← Dorothy Norman Close ×

Dorothy Norman

American, 1905–1997
Church, New York City, 1932
Vintage Gelatin Silver Print. Printed by the artist in 1932.
9.8 x 7.3 cm / 3 7/8 x 2 7/8 in
Flush mounted and mounted again. Numerically annotated
© The Artist

Almost nothing happens here, and that is the whole event. Three-quarters of the frame is given over to an empty pale sky, faintly mottled, a grey neither dawn nor dusk but simply duration. The camera has tilted its head back, as a child does, until the buildings lose their function and become pure edge. At the right a dark church mass climbs out of view, its buttress crowned with small blunt projections — gargoyles, finials, I cannot say which — bitten flat into silhouette. At the lower margin, gable peaks and a balustraded cornice line up like cut paper. This is the studium: the known iconography of the upward urban glance, Stieglitz's circle, the modernist habit of seeing the city as geometry.

But something stops me, and it is small, almost negligible. Against that wide neutral sky stand two thin flagpoles, bare, holding no flags. They rise from the building below and simply end, pointing at nothing. That emptiness is the punctum — it wounds where the architecture only instructs. The poles insist on an absence; whatever they were meant to fly is gone, and the photograph keeps the vacancy without comment.
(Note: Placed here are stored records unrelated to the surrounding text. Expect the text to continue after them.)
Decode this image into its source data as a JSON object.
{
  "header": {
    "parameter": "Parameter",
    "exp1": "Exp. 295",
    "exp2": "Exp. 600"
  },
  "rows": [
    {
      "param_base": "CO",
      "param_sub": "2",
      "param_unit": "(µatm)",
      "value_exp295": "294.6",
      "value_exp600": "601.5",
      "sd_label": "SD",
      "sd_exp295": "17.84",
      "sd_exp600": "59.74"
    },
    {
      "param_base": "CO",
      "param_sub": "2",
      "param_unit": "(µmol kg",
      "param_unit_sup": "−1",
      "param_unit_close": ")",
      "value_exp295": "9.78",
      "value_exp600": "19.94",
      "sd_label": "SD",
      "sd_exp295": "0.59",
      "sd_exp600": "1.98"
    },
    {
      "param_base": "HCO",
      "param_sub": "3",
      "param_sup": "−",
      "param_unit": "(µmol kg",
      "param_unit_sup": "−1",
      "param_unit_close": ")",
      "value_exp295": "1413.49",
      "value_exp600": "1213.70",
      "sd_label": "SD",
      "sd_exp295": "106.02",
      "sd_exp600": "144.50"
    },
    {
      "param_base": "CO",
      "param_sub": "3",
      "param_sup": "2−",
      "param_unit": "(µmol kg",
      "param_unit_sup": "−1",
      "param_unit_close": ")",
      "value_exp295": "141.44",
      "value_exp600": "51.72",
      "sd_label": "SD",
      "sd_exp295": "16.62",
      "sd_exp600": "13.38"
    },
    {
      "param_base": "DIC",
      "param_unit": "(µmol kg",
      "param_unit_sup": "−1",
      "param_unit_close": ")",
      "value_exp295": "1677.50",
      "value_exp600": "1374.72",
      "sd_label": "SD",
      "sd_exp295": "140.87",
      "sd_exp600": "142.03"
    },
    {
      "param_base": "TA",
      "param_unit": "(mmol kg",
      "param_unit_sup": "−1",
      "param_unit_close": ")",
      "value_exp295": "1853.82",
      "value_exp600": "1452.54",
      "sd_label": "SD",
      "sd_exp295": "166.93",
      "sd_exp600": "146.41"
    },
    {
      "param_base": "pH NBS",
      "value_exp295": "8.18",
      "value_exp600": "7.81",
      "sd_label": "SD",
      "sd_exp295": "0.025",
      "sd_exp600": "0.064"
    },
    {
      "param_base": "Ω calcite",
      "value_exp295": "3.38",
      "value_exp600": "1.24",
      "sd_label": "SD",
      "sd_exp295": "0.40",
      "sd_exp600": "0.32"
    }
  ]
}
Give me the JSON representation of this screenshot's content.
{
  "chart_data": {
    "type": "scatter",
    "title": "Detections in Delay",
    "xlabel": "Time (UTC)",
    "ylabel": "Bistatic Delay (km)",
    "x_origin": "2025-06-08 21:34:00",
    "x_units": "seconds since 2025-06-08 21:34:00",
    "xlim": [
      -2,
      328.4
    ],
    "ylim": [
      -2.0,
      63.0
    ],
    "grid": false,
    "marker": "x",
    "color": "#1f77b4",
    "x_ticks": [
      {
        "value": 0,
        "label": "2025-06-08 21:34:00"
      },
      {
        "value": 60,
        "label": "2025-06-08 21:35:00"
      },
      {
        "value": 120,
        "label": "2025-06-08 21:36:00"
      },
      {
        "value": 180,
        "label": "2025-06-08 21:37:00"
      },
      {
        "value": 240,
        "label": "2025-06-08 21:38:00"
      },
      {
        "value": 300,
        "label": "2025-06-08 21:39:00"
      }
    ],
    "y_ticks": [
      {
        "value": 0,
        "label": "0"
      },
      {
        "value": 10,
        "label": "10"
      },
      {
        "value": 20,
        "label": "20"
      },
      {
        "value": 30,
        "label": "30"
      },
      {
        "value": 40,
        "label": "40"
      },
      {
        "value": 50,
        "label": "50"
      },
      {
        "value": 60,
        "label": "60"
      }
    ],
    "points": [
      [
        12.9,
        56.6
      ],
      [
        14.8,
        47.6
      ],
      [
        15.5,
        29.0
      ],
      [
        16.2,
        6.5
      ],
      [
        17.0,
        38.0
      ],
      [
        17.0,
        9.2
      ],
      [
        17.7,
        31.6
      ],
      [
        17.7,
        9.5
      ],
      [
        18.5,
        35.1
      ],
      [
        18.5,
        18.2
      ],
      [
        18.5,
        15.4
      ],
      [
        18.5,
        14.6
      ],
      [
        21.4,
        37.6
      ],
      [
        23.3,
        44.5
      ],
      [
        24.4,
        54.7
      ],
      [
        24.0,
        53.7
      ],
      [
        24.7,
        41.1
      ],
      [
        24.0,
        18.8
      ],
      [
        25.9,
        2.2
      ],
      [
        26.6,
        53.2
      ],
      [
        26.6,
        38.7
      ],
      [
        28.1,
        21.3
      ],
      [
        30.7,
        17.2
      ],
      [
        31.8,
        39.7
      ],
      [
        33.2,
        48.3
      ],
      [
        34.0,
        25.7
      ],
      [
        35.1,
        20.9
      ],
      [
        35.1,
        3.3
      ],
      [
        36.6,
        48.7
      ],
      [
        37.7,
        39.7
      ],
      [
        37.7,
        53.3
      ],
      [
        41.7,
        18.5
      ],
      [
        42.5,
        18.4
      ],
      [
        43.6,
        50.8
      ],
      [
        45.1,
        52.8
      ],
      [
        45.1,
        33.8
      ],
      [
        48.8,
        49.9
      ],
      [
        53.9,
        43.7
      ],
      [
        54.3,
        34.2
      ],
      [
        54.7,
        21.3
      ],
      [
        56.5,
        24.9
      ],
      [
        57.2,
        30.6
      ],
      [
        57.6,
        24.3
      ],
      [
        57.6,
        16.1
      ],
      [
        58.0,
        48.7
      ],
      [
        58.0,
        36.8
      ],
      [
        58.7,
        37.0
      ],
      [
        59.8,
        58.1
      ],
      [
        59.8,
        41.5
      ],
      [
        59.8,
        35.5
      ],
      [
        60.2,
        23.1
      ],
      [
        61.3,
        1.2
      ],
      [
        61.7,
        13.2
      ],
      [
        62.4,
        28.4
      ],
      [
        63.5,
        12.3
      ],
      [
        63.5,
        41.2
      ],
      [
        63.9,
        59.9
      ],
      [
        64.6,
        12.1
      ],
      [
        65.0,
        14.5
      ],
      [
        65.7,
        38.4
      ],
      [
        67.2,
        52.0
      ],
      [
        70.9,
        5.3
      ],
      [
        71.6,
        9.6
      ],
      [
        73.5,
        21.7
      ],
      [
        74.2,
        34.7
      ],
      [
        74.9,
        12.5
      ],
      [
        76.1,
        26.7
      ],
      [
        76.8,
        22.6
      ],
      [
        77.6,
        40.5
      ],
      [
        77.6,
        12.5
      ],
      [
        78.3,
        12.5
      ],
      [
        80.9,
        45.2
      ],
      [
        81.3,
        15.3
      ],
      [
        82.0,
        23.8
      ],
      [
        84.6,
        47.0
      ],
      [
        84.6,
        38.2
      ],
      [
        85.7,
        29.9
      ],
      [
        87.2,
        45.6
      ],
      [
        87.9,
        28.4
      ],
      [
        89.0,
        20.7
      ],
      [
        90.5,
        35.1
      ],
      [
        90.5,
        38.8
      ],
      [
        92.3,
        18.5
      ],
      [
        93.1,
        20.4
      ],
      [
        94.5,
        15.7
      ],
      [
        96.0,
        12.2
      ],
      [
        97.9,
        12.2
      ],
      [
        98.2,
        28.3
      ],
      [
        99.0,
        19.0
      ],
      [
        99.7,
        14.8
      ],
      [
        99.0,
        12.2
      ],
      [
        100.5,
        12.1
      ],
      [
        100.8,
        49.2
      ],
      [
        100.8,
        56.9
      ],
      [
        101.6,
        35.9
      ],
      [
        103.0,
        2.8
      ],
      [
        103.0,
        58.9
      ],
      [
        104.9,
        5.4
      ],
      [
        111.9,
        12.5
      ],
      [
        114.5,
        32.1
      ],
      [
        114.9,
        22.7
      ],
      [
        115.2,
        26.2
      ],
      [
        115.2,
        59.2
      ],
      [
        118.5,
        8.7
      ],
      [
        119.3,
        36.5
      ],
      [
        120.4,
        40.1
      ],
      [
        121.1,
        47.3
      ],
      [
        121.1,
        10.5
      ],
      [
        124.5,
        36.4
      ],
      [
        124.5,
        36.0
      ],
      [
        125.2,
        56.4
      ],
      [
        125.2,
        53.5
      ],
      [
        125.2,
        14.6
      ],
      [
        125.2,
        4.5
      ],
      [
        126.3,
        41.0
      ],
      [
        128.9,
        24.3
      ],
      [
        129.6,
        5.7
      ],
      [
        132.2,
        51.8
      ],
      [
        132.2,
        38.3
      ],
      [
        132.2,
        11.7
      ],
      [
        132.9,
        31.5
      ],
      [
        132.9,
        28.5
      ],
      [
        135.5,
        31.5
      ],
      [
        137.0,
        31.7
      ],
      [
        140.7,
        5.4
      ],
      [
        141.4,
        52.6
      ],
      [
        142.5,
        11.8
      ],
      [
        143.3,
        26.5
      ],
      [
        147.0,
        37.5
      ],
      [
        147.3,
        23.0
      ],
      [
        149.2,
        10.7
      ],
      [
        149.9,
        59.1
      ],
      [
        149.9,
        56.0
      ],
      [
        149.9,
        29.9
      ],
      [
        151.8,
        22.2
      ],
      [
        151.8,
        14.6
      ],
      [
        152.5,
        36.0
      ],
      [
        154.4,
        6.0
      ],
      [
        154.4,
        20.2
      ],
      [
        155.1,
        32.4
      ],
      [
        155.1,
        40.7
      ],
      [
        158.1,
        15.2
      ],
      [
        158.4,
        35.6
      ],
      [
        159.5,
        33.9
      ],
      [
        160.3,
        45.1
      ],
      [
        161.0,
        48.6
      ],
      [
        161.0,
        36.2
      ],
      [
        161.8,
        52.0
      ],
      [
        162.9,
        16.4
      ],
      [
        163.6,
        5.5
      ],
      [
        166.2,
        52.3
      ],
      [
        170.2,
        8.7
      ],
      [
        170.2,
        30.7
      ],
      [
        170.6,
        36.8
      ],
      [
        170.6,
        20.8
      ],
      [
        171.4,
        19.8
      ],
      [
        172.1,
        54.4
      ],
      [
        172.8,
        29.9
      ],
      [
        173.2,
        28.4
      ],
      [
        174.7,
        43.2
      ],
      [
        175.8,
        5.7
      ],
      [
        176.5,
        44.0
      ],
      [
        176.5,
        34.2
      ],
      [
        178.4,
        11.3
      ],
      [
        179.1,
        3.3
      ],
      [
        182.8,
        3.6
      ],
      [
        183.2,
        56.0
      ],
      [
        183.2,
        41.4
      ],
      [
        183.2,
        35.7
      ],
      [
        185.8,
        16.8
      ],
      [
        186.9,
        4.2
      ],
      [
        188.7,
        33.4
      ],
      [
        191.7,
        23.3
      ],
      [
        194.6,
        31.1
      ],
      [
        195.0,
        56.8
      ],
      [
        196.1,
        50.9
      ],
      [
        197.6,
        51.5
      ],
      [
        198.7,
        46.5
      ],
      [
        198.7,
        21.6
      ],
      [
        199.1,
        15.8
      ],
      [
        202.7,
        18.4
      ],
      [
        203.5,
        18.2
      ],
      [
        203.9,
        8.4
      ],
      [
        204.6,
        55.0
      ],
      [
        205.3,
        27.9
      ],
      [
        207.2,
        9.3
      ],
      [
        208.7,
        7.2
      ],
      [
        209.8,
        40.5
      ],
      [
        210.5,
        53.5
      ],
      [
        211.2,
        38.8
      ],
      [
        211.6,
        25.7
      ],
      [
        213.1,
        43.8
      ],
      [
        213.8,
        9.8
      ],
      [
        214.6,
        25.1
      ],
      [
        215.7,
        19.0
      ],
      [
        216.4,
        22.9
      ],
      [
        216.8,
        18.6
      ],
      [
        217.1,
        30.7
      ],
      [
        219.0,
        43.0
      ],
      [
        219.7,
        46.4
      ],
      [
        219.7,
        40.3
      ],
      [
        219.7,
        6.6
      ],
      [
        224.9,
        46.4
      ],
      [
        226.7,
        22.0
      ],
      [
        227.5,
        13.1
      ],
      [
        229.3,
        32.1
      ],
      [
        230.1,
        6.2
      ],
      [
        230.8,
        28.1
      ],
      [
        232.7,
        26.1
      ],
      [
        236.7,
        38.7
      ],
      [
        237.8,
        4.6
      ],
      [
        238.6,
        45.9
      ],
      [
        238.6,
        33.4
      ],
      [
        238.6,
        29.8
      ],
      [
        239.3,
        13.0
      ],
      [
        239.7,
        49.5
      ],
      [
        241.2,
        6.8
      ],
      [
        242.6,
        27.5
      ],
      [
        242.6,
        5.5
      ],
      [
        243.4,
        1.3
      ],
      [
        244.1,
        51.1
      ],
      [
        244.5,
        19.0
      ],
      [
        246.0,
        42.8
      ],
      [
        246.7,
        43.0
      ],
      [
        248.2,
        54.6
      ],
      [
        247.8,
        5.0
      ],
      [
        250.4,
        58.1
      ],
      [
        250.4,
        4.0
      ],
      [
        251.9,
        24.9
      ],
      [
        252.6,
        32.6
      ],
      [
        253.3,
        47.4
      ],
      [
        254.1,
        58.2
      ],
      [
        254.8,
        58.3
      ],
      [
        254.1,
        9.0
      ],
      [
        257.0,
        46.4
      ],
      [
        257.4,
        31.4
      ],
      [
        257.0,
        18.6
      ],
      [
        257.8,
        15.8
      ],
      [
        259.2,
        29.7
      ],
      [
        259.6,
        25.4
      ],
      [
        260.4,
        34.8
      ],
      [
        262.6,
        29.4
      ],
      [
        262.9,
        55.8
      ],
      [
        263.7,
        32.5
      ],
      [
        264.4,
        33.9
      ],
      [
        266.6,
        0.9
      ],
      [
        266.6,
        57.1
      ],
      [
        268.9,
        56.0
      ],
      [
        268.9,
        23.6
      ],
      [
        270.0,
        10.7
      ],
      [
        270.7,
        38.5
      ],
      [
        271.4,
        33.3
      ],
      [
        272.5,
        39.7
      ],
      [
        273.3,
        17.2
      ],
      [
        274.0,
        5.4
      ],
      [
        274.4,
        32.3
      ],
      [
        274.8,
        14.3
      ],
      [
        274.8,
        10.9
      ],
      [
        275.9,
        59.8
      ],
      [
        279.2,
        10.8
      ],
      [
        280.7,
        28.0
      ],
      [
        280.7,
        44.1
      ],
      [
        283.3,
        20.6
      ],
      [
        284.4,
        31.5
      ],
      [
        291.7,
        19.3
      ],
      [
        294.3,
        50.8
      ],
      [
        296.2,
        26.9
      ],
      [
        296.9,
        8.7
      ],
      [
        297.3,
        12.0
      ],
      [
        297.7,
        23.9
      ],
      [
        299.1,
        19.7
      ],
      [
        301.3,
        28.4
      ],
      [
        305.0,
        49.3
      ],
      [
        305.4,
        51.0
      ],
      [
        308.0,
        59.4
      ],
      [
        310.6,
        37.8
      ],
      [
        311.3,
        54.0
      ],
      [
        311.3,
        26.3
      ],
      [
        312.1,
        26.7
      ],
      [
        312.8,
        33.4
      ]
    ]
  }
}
A tiny pale finial at far left answers them across the void, a punctuation mark in a sentence with no words.

The print carries this restraint in its body: deep velvet blacks, a sky all tone and no incident, silver holding light the way memory holds it — partial, hushed. Made by a photographer whose work the Met and Philadelphia keep, it gives, in asking so little, the strange persistence of a vintage object: a 1932 morning, still bare, still pointing upward at nothing.